After leaving college, it was up to me to chase my heritage on my own again. It took a year after I graduated, but I finally returned back to Vietnam, this time on my own, without my parents to help translate. A year after leaving school, my Vietnamese was already rusty, but I managed to make it through and had a wonderful time. I ate fresh seafood on the beaches of Đà Nẵng, I watched fire spew from the famous Dragon Bridge, and I took my partner to see the majesty of Vịnh Hạ Long (Ha Long Bay). I can’t wait to be able to go back and explore new cities once the whole global pandemic starts to resolve.


My partner, aunt, uncle, and I enjoying sea snails by the beach in Đà Nẵng
My partner, aunt, uncle, and I enjoying sea snails by the beach in Đà Nẵng

This brings me back to the questions I posed earlier: what makes someone Vietnamese? Is it where they grew up? What language do they speak? The clothes they wear? The food they eat? The holidays they celebrate? The truth is, I still don’t know, and several years after that day in Đà Nẵng, I’m okay with that answer. I take pride in knowing that I belong to two different worlds and that my experience and who I am is the sum of both together.

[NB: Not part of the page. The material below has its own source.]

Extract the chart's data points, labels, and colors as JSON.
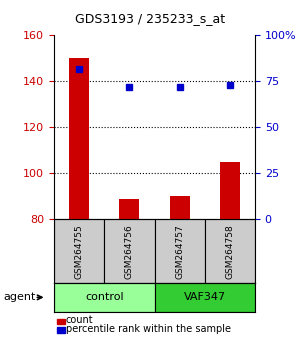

I hope that one day, the word việt kiều no longer carries negative connotations for me. I hope that one day việt kiều doesn’t just mean overseas Vietnamese when a native sees me. Instead I hope it captures the love I have for Vietnam, for its traditions, its food, its language, and its people.


I hope that one day, việt kiều will be a term welcoming us home, and not a reminder of why we left. I hope that one day they will recognize the love and respect I have for a country I never lived in.


I hope the words are used to describe how I am doing my best to keep my heritage, so that I can pass on these traditions to those who will come after me.


 

Brandon Nguyễn is the second son of two Vietnamese refugees from Bạc Liêu and Đà Nẵng, Việt Nam. He currently works as a UX Researcher in San Francisco, California and has recently returned to school in pursuit of a Master's Degree. Brandon is also a 2021 Ambassador of VBP, and is humbled and honored to be part of a team with such a special and important mission.